While the bear side of the market is predicting a U.K. recession in the aftermath of Britain's exit from the EU free trade zone, others may see the pound's decline as a buying opportunity.
"I think it is too early right now to jump into the pound as the probability for more drama is very high," cautioned Meritas Advisors founding partner and Cocktail Investing co-author Lenore Hawkins, who is a co-manager of the Growth Seeker portfolio.
"I want to see it stabilize a bit, but then yes, I think it will be a good buy. When the dust settles, other nations will likely be quite keen to get trade arrangements with the U.K. worked out quickly and I suspect the Brexit will be less of an 'exit' and simply more of a push to have more autonomy in decision making."

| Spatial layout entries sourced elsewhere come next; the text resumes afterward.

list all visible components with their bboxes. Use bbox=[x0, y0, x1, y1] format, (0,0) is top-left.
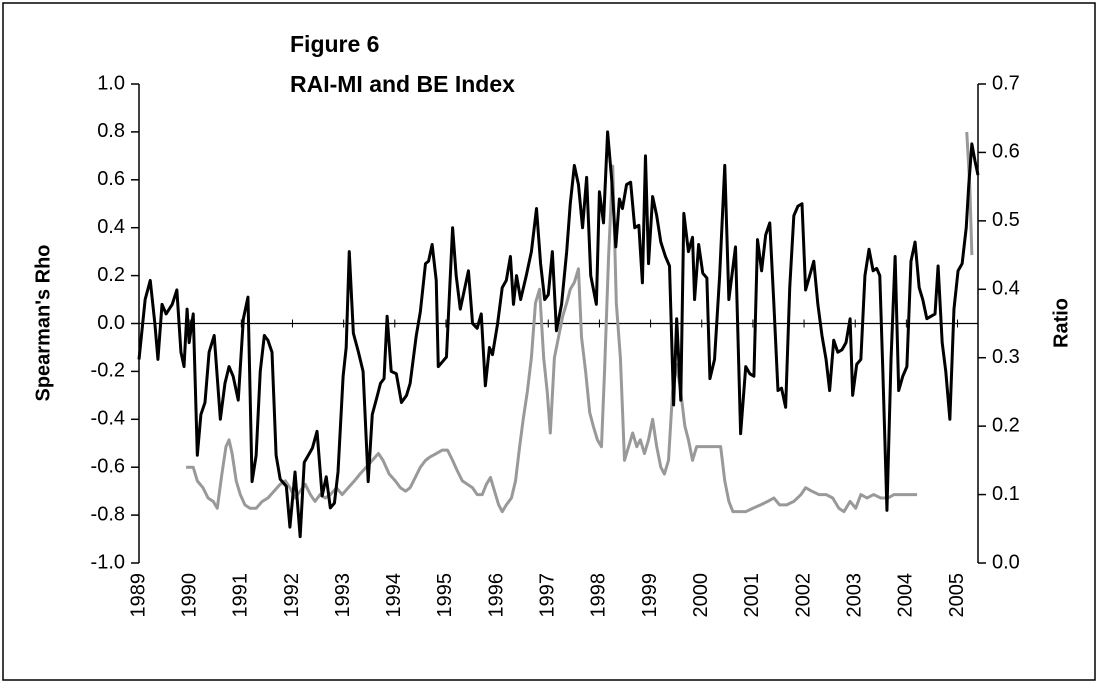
y-tick-label: -0.4 bbox=[91, 408, 125, 430]
x-tick-label: 2004 bbox=[895, 573, 917, 618]
x-tick-label: 1989 bbox=[127, 573, 149, 618]
x-tick-label: 1991 bbox=[230, 573, 252, 618]
y-tick-label: -0.6 bbox=[91, 455, 125, 477]
y2-tick-label: 0.1 bbox=[992, 483, 1020, 505]
y2-tick-label: 0.5 bbox=[992, 209, 1020, 231]
y2-tick-label: 0.6 bbox=[992, 141, 1020, 163]
y2-axis-label: Ratio bbox=[1050, 298, 1072, 348]
y-tick-label: 0.4 bbox=[97, 216, 125, 238]
y2-tick-label: 0.3 bbox=[992, 346, 1020, 368]
x-tick-label: 2003 bbox=[844, 573, 866, 618]
chart-subtitle: RAI-MI and BE Index bbox=[290, 71, 515, 97]
x-tick-label: 1993 bbox=[332, 573, 354, 618]
y-axis-label: Spearman's Rho bbox=[32, 244, 54, 401]
x-tick-label: 2002 bbox=[792, 573, 814, 618]
y2-tick-label: 0.2 bbox=[992, 414, 1020, 436]
y-tick-label: 1.0 bbox=[97, 72, 125, 94]
data-line bbox=[137, 130, 980, 539]
x-tick-label: 1999 bbox=[639, 573, 661, 618]
chart-title: Figure 6 bbox=[290, 31, 379, 57]
y-tick-label: 0.8 bbox=[97, 120, 125, 142]
x-tick-label: 1992 bbox=[281, 573, 303, 618]
y-tick-label: -0.2 bbox=[91, 360, 125, 382]
x-tick-label: 2001 bbox=[741, 573, 763, 618]
x-tick-label: 1998 bbox=[588, 573, 610, 618]
x-tick-label: 1995 bbox=[434, 573, 456, 618]
y-tick-label: -0.8 bbox=[91, 503, 125, 525]
y-tick-label: 0.2 bbox=[97, 264, 125, 286]
y-tick-label: 0.6 bbox=[97, 168, 125, 190]
x-tick-label: 1996 bbox=[485, 573, 507, 618]
x-tick-label: 2000 bbox=[690, 573, 712, 618]
x-tick-label: 1990 bbox=[178, 573, 200, 618]
x-tick-label: 1994 bbox=[383, 573, 405, 618]
y-tick-label: 0.0 bbox=[97, 312, 125, 334]
y-tick-label: -1.0 bbox=[91, 551, 125, 573]
x-tick-label: 1997 bbox=[537, 573, 559, 618]
y2-tick-label: 0.4 bbox=[992, 278, 1020, 300]
y2-tick-label: 0.7 bbox=[992, 72, 1020, 94]
x-tick-label: 2005 bbox=[946, 573, 968, 618]
y2-tick-label: 0.0 bbox=[992, 551, 1020, 573]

Time may heal the wounds caused by Britain's unexpected exit, but in the meantime those wounds are causing investors to look for safe havens. So far, they have turned to the Japanese yen for shelter, which in turn puts Japan's economy under pressure.
"Japan's economy cannot afford to have the yen appreciate markedly as the nation desperately needs to see strong export growth," Hawkins said. "We saw the usual knee-jerk flight to the traditional "safe haven" assets upon news of the Brexit, but that move is short-sighted, given the mumblings we are hearing out of the Bank of Japan that it will act against such large moves in its currency."
The very reason the yen is seen as a safe haven is that Japan has a long record of account surpluses, meaning that it exports more than it imports. This trade imbalance makes it the world's largest creditor nation and any market volatility is usually followed by the foreign assets held by private Japanese investors being repatriated, Hawkins said.
Along with foreign investment in the currency, that asset and capital repatriation will lead the yen too high if left unchecked.
As a result, Japan's economic planners held an emergency meeting Monday where Prime Minister Shinzo Abe instructed the Finance Ministry and Bank of Japan to take the necessary steps to stabilize the markets, according to the Japan Times.
Monday, the Nikkei was able to rebound from its largest decline in 16 years during the Friday session, closing the session up 2.4%.
So if the pound isn't quite ready for investment, and too much investment in the yen increases instability, where can a weary investor find shelter in this volatile market? Hawkins was succinct in her assessment: "Long dollar and gold, short euro and pound, for now."